Al took a breath and put his hand on the doorknob; it wasn't locked. He took a cautious step inside the kitchen and turned on the switch. Nothing happened. He reached for the flashlight Louise kept in the cabinet by the door and swept its beam across the kitchen. He could see glass covering the floor, broken curves catching the light, filaments glittering like mica in sand. But otherwise, strangely, everything was in place, except a chair pulled up against the counter. It didn't make any sense.
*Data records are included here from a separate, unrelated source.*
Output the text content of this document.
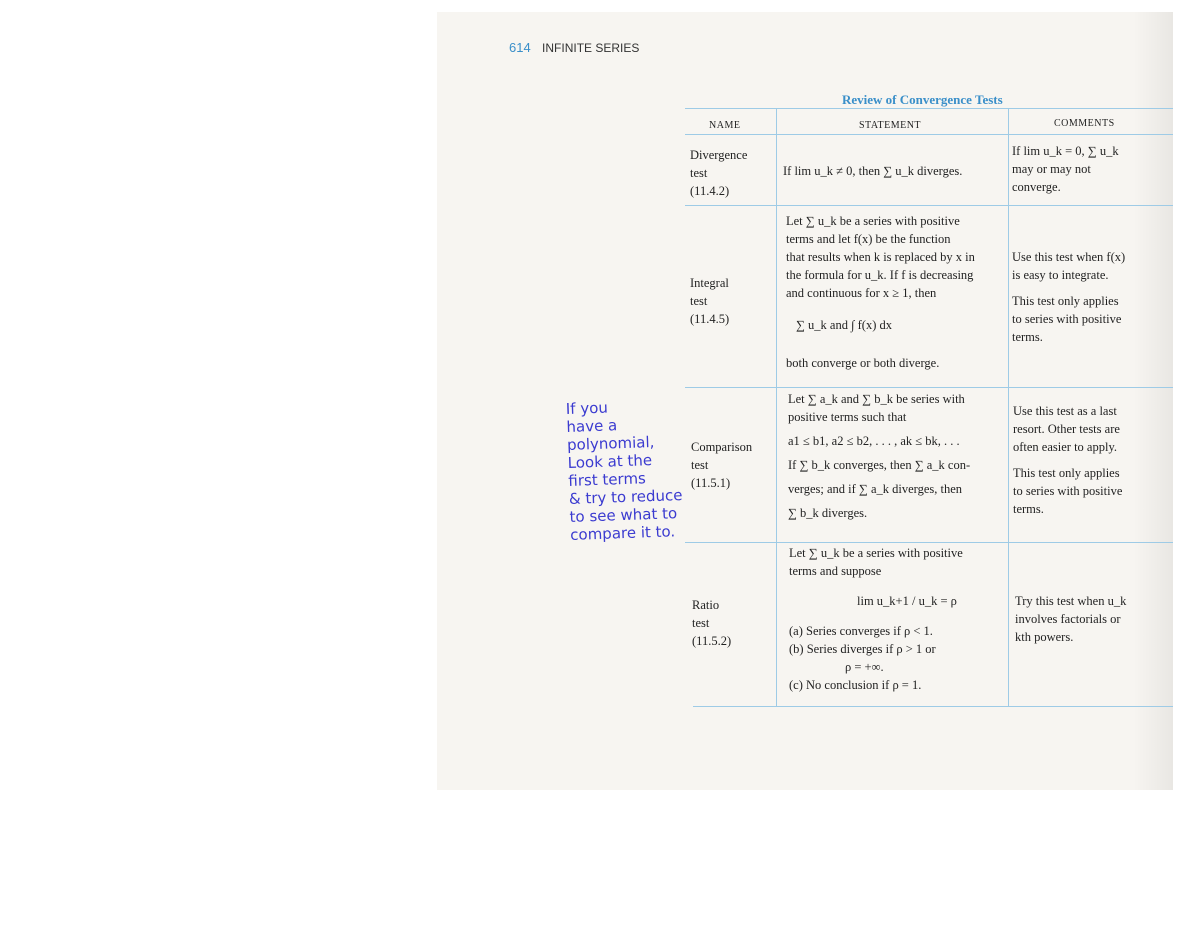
614 INFINITE SERIES
Review of Convergence Tests
NAME	STATEMENT	COMMENTS
Divergence
test
(11.4.2)
If lim u_k ≠ 0, then ∑ u_k diverges.
If lim u_k = 0, ∑ u_k
may or may not
converge.
Integral
test
(11.4.5)
Let ∑ u_k be a series with positive
terms and let f(x) be the function
that results when k is replaced by x in
the formula for u_k. If f is decreasing
and continuous for x ≥ 1, then
∑ u_k and ∫ f(x) dx
both converge or both diverge.
Use this test when f(x)
is easy to integrate.
This test only applies
to series with positive
terms.
Comparison
test
(11.5.1)
Let ∑ a_k and ∑ b_k be series with
positive terms such that
a1 ≤ b1, a2 ≤ b2, . . . , ak ≤ bk, . . .
If ∑ b_k converges, then ∑ a_k con-
verges; and if ∑ a_k diverges, then
∑ b_k diverges.
Use this test as a last
resort. Other tests are
often easier to apply.
This test only applies
to series with positive
terms.
Ratio
test
(11.5.2)
Let ∑ u_k be a series with positive
terms and suppose
lim u_k+1 / u_k = ρ
(a) Series converges if ρ < 1.
(b) Series diverges if ρ > 1 or
ρ = +∞.
(c) No conclusion if ρ = 1.
Try this test when u_k
involves factorials or
kth powers.
If you
have a
polynomial,
Look at the
first terms
& try to reduce
to see what to
compare it to.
The beam caught on a note lying on the table. It had his name on it—Louise's handwriting, but rushed, full of adrenaline. Did they make victims write their own ransom notes? Trying to steady his breathing, Al picked it up and opened it.

Two words: Buy Lightbulbs.

Chloe was watching Al's face.

“Should we call someone?” she asked.

Al shook his head; there was no one you could call for something like this.

•   •   •

IT HAD TAKEN HOURS
to clean up all the glass, although Al had noted at one point that most of it was contained in the kitchen, for which he was oddly grateful. Chloe had gone to the store and returned with two pairs of rubber gloves and a bag full of lightbulbs, which they put in, one per room at first, like a chain of small campfires throughout the otherwise pitch-black house.

Chloe never asked any questions, which was a good thing, as Al was pretty sure he didn't have answers. Louise was gone, that was clear. The fact that she wasn't coming back took a little longer to reveal itself.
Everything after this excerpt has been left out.